I am a scrappy activist and advocate. The seeds of my activism were planted all throughout my childhood. I was teased and ridiculed during my school years about my physical appearance particularly my teeth. The teasing and ridicule was incredibly painful but the pain that I felt gave me a desire to fight for those deemed to be the “throwaways.”
When I entered Spelman College, I met people who for the first time in my life, accepted and supported me unconditionally. My years as a student at Spelman cultivated and focused my activism towards improving women’s lives. Spelman taught me that I have a responsibility to use my talents in the service of others. It is the desire to be of service that led me to law school and drives my advocacy on behalf of single mothers and children. I never considered that one day I would actually live the life of a low-income single mother with children in need of someone to advocate on my behalf.
In February 2006 at the age of 43, I started over with two children, $120.00, an empty refrigerator, and two months of outstanding mortgage payments. I thought that starting over would not be difficult because I had the necessary educational and professional credentials. So I jumped on my proverbial bike and started pedaling as fast and as furiously as possible on what I believed would be a short journey towards rebuilding a new life for my children and myself. But my journey has not been either short or easy. My journey brought me face to face with the traditional systems established to provide a safety net for low-income single mothers.

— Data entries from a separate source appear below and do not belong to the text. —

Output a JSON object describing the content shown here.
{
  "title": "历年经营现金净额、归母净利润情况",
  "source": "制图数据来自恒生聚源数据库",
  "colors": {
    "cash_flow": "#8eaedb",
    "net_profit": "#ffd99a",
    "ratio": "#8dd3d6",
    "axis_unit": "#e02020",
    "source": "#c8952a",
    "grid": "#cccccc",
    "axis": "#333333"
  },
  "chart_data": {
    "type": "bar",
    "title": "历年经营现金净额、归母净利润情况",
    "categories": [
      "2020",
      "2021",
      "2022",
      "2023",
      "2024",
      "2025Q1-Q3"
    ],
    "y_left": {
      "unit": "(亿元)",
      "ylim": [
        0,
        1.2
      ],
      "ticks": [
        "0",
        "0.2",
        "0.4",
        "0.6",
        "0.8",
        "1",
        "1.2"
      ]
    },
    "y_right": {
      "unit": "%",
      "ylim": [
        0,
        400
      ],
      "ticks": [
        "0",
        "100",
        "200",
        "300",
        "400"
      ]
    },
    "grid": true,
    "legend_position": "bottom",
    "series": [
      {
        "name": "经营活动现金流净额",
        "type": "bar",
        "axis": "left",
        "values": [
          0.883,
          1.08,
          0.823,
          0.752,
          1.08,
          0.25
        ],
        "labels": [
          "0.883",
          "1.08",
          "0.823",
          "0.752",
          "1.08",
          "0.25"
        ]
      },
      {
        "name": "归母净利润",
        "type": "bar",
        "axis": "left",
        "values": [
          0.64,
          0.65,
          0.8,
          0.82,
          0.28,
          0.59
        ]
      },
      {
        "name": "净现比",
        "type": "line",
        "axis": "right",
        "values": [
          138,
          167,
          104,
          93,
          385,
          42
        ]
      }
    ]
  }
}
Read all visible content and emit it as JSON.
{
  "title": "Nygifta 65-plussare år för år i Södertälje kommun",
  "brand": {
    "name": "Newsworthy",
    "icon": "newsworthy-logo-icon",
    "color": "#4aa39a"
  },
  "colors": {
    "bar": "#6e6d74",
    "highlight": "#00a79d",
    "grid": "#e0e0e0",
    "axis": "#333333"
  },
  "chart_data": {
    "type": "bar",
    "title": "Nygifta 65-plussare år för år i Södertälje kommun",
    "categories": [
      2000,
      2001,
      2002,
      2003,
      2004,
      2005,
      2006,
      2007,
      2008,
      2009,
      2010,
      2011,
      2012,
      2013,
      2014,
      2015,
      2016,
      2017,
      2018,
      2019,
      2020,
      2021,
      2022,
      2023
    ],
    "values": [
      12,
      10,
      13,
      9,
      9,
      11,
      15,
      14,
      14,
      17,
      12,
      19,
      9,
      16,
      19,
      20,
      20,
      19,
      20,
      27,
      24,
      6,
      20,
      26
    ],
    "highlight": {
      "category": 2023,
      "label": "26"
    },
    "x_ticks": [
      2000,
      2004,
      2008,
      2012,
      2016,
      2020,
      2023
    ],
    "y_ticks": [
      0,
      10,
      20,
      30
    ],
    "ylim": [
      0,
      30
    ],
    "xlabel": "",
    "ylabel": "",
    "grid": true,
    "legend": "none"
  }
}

I had to find a full-time job preferably with health insurance during a time period of high unemployment. Until then, I had to care for my children with little to no money while simultaneously managing the mental and emotional issues that I kept stuffed inside during a difficult marriage. So I swallowed my pride applied for jobs, made trips to food banks, applied for benefits, and accepted help from friends who have become like family. While time consuming, invasive, and at times frustrating, I did not find any of these designated safety net systems as exasperating as the child support system.
The child support system was created to provide financial support for children. While necessary, the child support system can be very complex and convoluted. When I represented children in child custody and post divorce decree matters, I observed custodial parents, primarily mothers, returning to court again and again in an attempt to secure payment of child support arrearages that were owed. In one of my cases, a mother forgave all but $8,000.00 of the $32,000.00 in back child support that was owed and released the father from paying any future child support. The remaining $8,000.00 was broken down into $500.00 monthly payments that have never been paid. I found myself becoming extremely frustrated for them. At the outset of my own case, I decided that I would interact with the child support system as little as possible and only rely upon my income to take care of my children. This decision led me to conclude that single mothers, regardless of income level, would be better served if taught to be educationally and economically stable independent of the so called “safety net” systems that were established to provide such support. To accomplish this I believe that we must work collaboratively to provide low-income parents, particularly single mothers, with the tools needed to achieve the educational and economic stability needed to maintain a household.